If Surreal had a software renderer (not requiring AVX or similar) running under an SSE2 machine, that would yield even more respect, because if your reimplemented engine runs in legacy machines the portability would explode. Just have a look on Scummvm on how many platforms and OSes can it run. Or the Super Mario port for PC, where some fork supports even 3DFX under DOS, and GL 1.2. Thus runnable under TinyGL with no 3D accelerators and even under Plan9/9front with custom tweaks.
Half-Life 2 looks incredible in Quake 1, what gives?
Quake's engine is open source and for example nvidia used it in some more recent tech demos, although this one's for Quake 2: https://www.nvidia.com/en-us/geforce/news/quake-ii-rtx-v1-2-...
Quake 2 was when they added multi-colored lighting - it's really aged well.
SSL_ERROR_BAD_CERT_DOMAIN
Seems to be using a dnsft.cloud.zyxel.com certificate. Is this a home router?

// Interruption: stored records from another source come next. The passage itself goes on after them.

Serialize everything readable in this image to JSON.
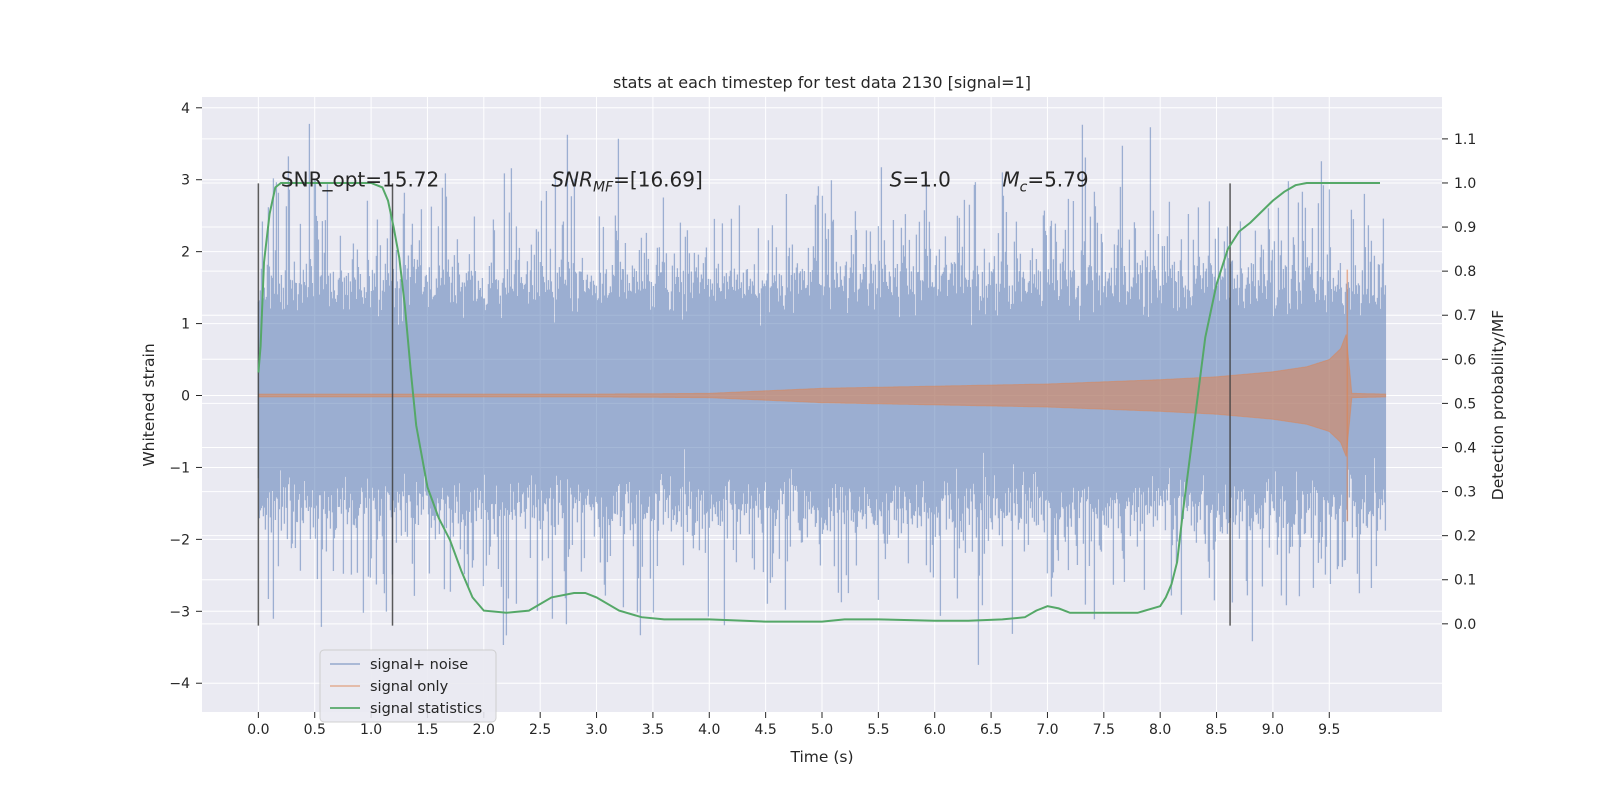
{
  "chart_data": {
    "type": "line",
    "title": "stats at each timestep for test data 2130 [signal=1]",
    "xlabel": "Time (s)",
    "ylabel": "Whitened strain",
    "ylabel_right": "Detection probability/MF",
    "xlim": [
      -0.5,
      10.5
    ],
    "ylim": [
      -4.4,
      4.15
    ],
    "ylim_right": [
      -0.2,
      1.195
    ],
    "x_ticks": [
      "0.0",
      "0.5",
      "1.0",
      "1.5",
      "2.0",
      "2.5",
      "3.0",
      "3.5",
      "4.0",
      "4.5",
      "5.0",
      "5.5",
      "6.0",
      "6.5",
      "7.0",
      "7.5",
      "8.0",
      "8.5",
      "9.0",
      "9.5"
    ],
    "y_ticks": [
      "−4",
      "−3",
      "−2",
      "−1",
      "0",
      "1",
      "2",
      "3",
      "4"
    ],
    "y_right_ticks": [
      "0.0",
      "0.1",
      "0.2",
      "0.3",
      "0.4",
      "0.5",
      "0.6",
      "0.7",
      "0.8",
      "0.9",
      "1.0",
      "1.1"
    ],
    "grid": true,
    "legend_position": "lower-left",
    "series": [
      {
        "name": "signal+ noise",
        "color": "#4c72b0",
        "axis": "left",
        "envelope": {
          "x": [
            0,
            10
          ],
          "typical_amplitude": 1.6,
          "peak_min": -4.05,
          "peak_max": 3.8
        }
      },
      {
        "name": "signal only",
        "color": "#dd8452",
        "axis": "left",
        "chirp": {
          "x": [
            0,
            1,
            2,
            3,
            4,
            5,
            6,
            7,
            8,
            8.5,
            9,
            9.3,
            9.5,
            9.6,
            9.65,
            9.7,
            10
          ],
          "amplitude": [
            0.02,
            0.02,
            0.02,
            0.02,
            0.03,
            0.1,
            0.13,
            0.16,
            0.22,
            0.26,
            0.33,
            0.4,
            0.5,
            0.65,
            0.85,
            0.03,
            0.02
          ]
        }
      },
      {
        "name": "signal statistics",
        "color": "#55a868",
        "axis": "right",
        "x": [
          0,
          0.02,
          0.05,
          0.1,
          0.15,
          0.2,
          0.3,
          0.5,
          0.7,
          0.9,
          1.0,
          1.1,
          1.15,
          1.2,
          1.25,
          1.3,
          1.35,
          1.4,
          1.5,
          1.6,
          1.7,
          1.8,
          1.9,
          2.0,
          2.2,
          2.4,
          2.6,
          2.8,
          2.9,
          3.0,
          3.2,
          3.4,
          3.6,
          3.8,
          4.0,
          4.5,
          5.0,
          5.2,
          5.5,
          6.0,
          6.3,
          6.6,
          6.8,
          6.9,
          7.0,
          7.1,
          7.2,
          7.5,
          7.8,
          8.0,
          8.05,
          8.1,
          8.15,
          8.2,
          8.3,
          8.4,
          8.5,
          8.6,
          8.7,
          8.8,
          9.0,
          9.1,
          9.2,
          9.3,
          9.5,
          9.7,
          9.95
        ],
        "y": [
          0.57,
          0.63,
          0.82,
          0.93,
          0.99,
          1.0,
          1.0,
          1.0,
          1.0,
          1.0,
          1.0,
          0.99,
          0.96,
          0.9,
          0.83,
          0.72,
          0.58,
          0.45,
          0.31,
          0.24,
          0.19,
          0.12,
          0.06,
          0.03,
          0.025,
          0.03,
          0.06,
          0.07,
          0.07,
          0.06,
          0.03,
          0.015,
          0.01,
          0.01,
          0.01,
          0.005,
          0.005,
          0.01,
          0.01,
          0.007,
          0.007,
          0.01,
          0.015,
          0.03,
          0.04,
          0.035,
          0.025,
          0.025,
          0.025,
          0.04,
          0.06,
          0.09,
          0.14,
          0.25,
          0.45,
          0.65,
          0.77,
          0.85,
          0.89,
          0.91,
          0.96,
          0.98,
          0.995,
          1.0,
          1.0,
          1.0,
          1.0
        ]
      }
    ],
    "vertical_lines": [
      {
        "x": 0.0,
        "y_from": -3.2,
        "y_to": 2.95
      },
      {
        "x": 1.19,
        "y_from": -3.2,
        "y_to": 2.95
      },
      {
        "x": 8.62,
        "y_from": -3.2,
        "y_to": 2.95
      }
    ],
    "annotations": [
      {
        "key": "snr_opt",
        "x": 0.2,
        "y": 3.0,
        "text": "SNR_opt=15.72"
      },
      {
        "key": "snr_mf",
        "x": 2.6,
        "y": 3.0,
        "italic": "SNR",
        "sub": "MF",
        "rest": "=[16.69]"
      },
      {
        "key": "s",
        "x": 5.6,
        "y": 3.0,
        "italic": "S",
        "rest": "=1.0"
      },
      {
        "key": "mc",
        "x": 6.6,
        "y": 3.0,
        "italic": "M",
        "sub": "c",
        "rest": "=5.79"
      }
    ]
  }
}
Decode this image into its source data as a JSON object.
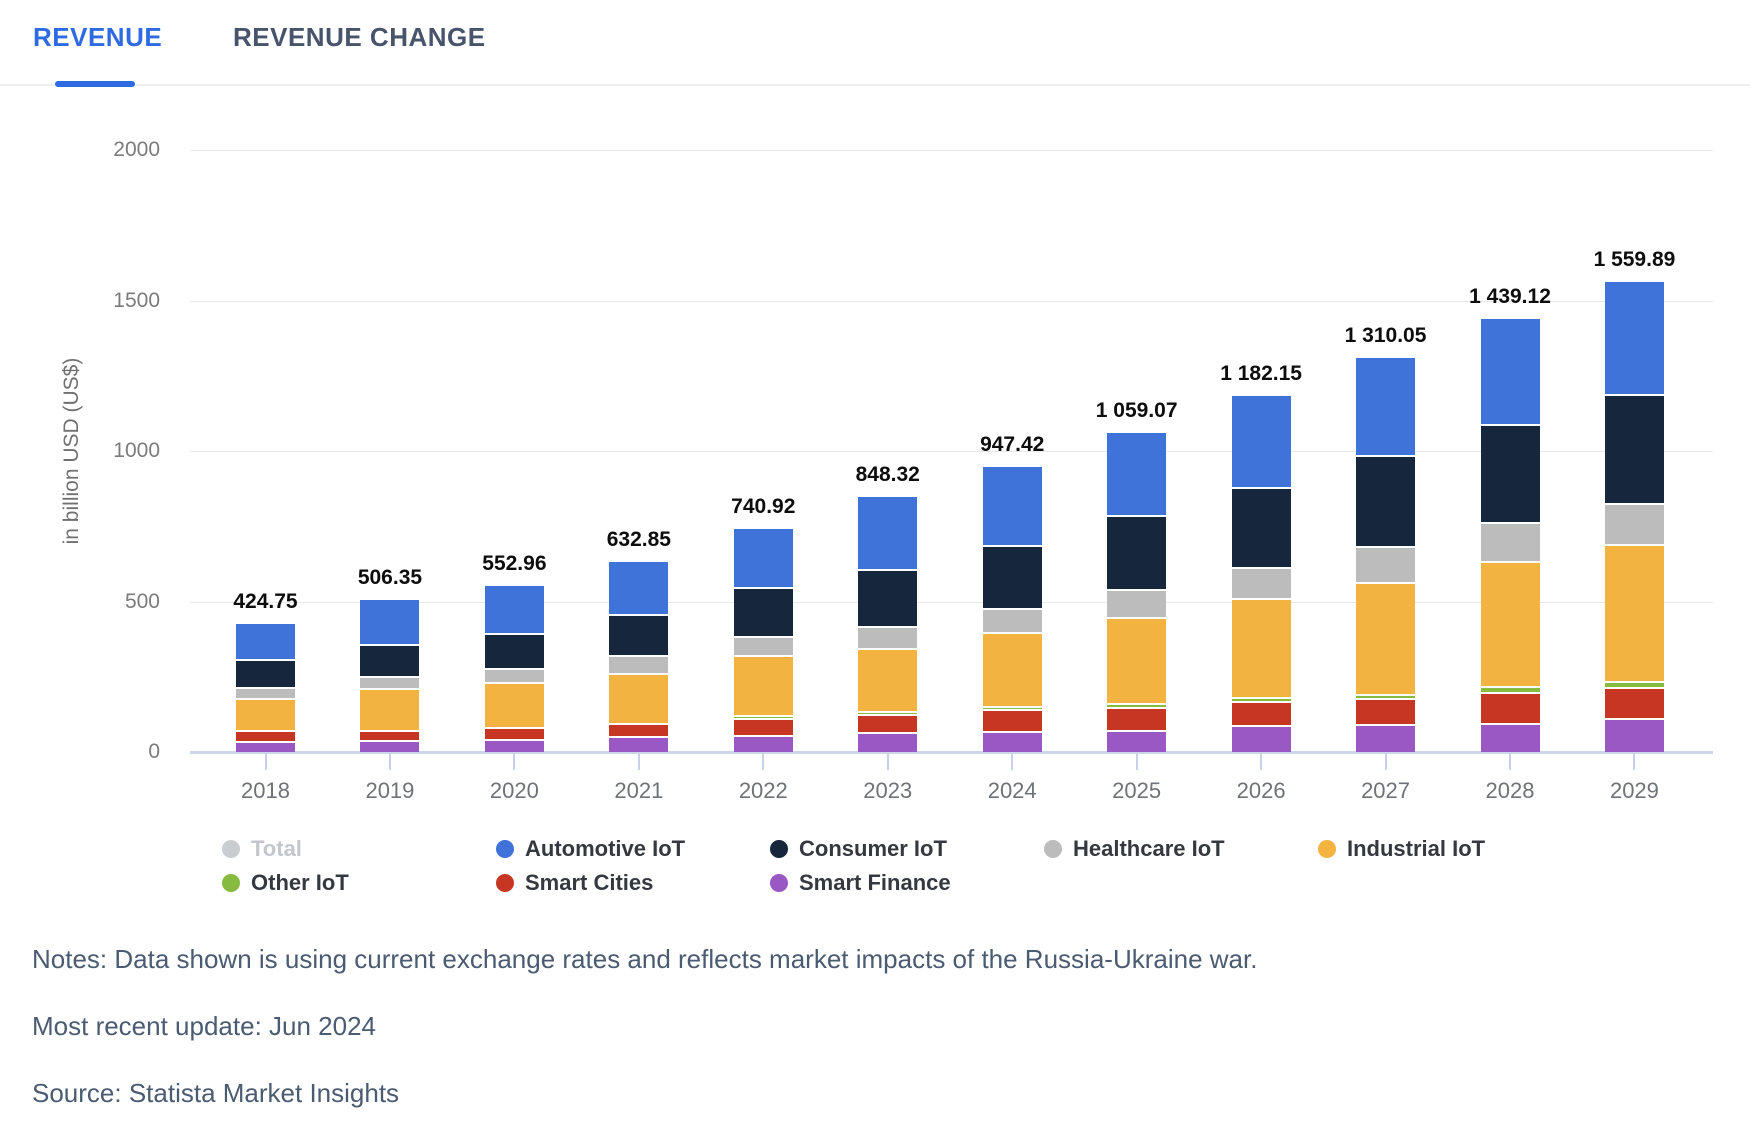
{
  "tabs": [
    {
      "label": "REVENUE",
      "active": true
    },
    {
      "label": "REVENUE CHANGE",
      "active": false
    }
  ],
  "chart_data": {
    "type": "bar",
    "stacked": true,
    "ylabel": "in billion USD (US$)",
    "ylim": [
      0,
      2000
    ],
    "yticks": [
      0,
      500,
      1000,
      1500,
      2000
    ],
    "grid": true,
    "legend_position": "bottom",
    "categories": [
      "2018",
      "2019",
      "2020",
      "2021",
      "2022",
      "2023",
      "2024",
      "2025",
      "2026",
      "2027",
      "2028",
      "2029"
    ],
    "totals": [
      424.75,
      506.35,
      552.96,
      632.85,
      740.92,
      848.32,
      947.42,
      1059.07,
      1182.15,
      1310.05,
      1439.12,
      1559.89
    ],
    "total_labels": [
      "424.75",
      "506.35",
      "552.96",
      "632.85",
      "740.92",
      "848.32",
      "947.42",
      "1 059.07",
      "1 182.15",
      "1 310.05",
      "1 439.12",
      "1 559.89"
    ],
    "series": [
      {
        "name": "Smart Finance",
        "color": "#9a58c5",
        "values": [
          37.35,
          38.1,
          43.61,
          53.5,
          57.57,
          65.82,
          69.22,
          73.57,
          88.65,
          91.55,
          97.62,
          111.89
        ]
      },
      {
        "name": "Smart Cities",
        "color": "#c63622",
        "values": [
          34.6,
          35.5,
          38.1,
          42.4,
          54.7,
          58.7,
          72.25,
          76.0,
          80.0,
          86.5,
          103.0,
          103.5
        ]
      },
      {
        "name": "Other IoT",
        "color": "#86bb40",
        "values": [
          2.0,
          2.4,
          2.8,
          3.0,
          4.95,
          8.0,
          10.0,
          12.0,
          14.0,
          16.0,
          18.0,
          20.0
        ]
      },
      {
        "name": "Industrial IoT",
        "color": "#f2b340",
        "values": [
          108.9,
          140.1,
          150.1,
          167.2,
          199.2,
          211.4,
          246.5,
          288.0,
          328.0,
          370.0,
          416.0,
          457.0
        ]
      },
      {
        "name": "Healthcare IoT",
        "color": "#bcbcbc",
        "values": [
          34.6,
          38.7,
          46.65,
          60.5,
          63.7,
          73.2,
          81.05,
          90.5,
          103.5,
          121.0,
          130.0,
          135.5
        ]
      },
      {
        "name": "Consumer IoT",
        "color": "#16273d",
        "values": [
          93.3,
          104.9,
          115.8,
          134.6,
          162.0,
          188.1,
          209.4,
          247.0,
          265.0,
          302.0,
          325.5,
          361.0
        ]
      },
      {
        "name": "Automotive IoT",
        "color": "#3f73da",
        "values": [
          114.0,
          146.65,
          155.9,
          171.65,
          198.8,
          243.1,
          259.0,
          272.0,
          303.0,
          323.0,
          349.0,
          371.0
        ]
      }
    ],
    "legend": [
      {
        "label": "Total",
        "color": "#c9cdd2",
        "disabled": true
      },
      {
        "label": "Automotive IoT",
        "color": "#3f73da",
        "disabled": false
      },
      {
        "label": "Consumer IoT",
        "color": "#16273d",
        "disabled": false
      },
      {
        "label": "Healthcare IoT",
        "color": "#bcbcbc",
        "disabled": false
      },
      {
        "label": "Industrial IoT",
        "color": "#f2b340",
        "disabled": false
      },
      {
        "label": "Other IoT",
        "color": "#86bb40",
        "disabled": false
      },
      {
        "label": "Smart Cities",
        "color": "#c63622",
        "disabled": false
      },
      {
        "label": "Smart Finance",
        "color": "#9a58c5",
        "disabled": false
      }
    ]
  },
  "notes": {
    "note": "Notes: Data shown is using current exchange rates and reflects market impacts of the Russia-Ukraine war.",
    "update": "Most recent update: Jun 2024",
    "source": "Source: Statista Market Insights"
  }
}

https://community.zyxel.com/en/discussion/23595/why-i-get-bl...
Seems like you or someone upstream of you uses a Zyxel brand device that has some kind of dns content filtering enabled. You should be able to get around this on a given machine by configuring an alternate dns provider (dns over https, cloudflare's 1.1.1.1, google's 8.8.8.8, quad9's 9.9.9.9, etc.) or doing something similar at your own router/dns resolver/dhcp server if it's not the thing doing this.
I certainly don't get that cert. I'm seeing a LetsEncrypt cert for idtech.space with various SANs.
Maybe you are MITM`d?
Ah. Looks like it is being blocked by my corporate software.
Thx for the replies.
De-makes are interesting because they continuously seem to show what may have been possible long ago in ancient engines if teams pushed them even further.
Then again maybe that level of detail even in idtech1 would have required more computing than was available for many years.
I do suspect this would not run well on a 75 Mhz Pentium 1. It would be very surprising if Quake 1 was actually the pinnacle of what as possible on the hardware of the time, though. id made exactly one game targeting that generation of hardware, and then their next game had meaningfully higher system requirements despite coming out only a year later. The hardware capabilities were changing so fast that there simply wasn't time to iterate on a specific target.
Would it work under vanilla quake 1? Ah, no. I can't check it out.
Good job keeping me away with Anubis, btw.
Are you a LLM?
No, just a 9front user with a web browser, Netsurf. I shouldn't need JS to read an article you know.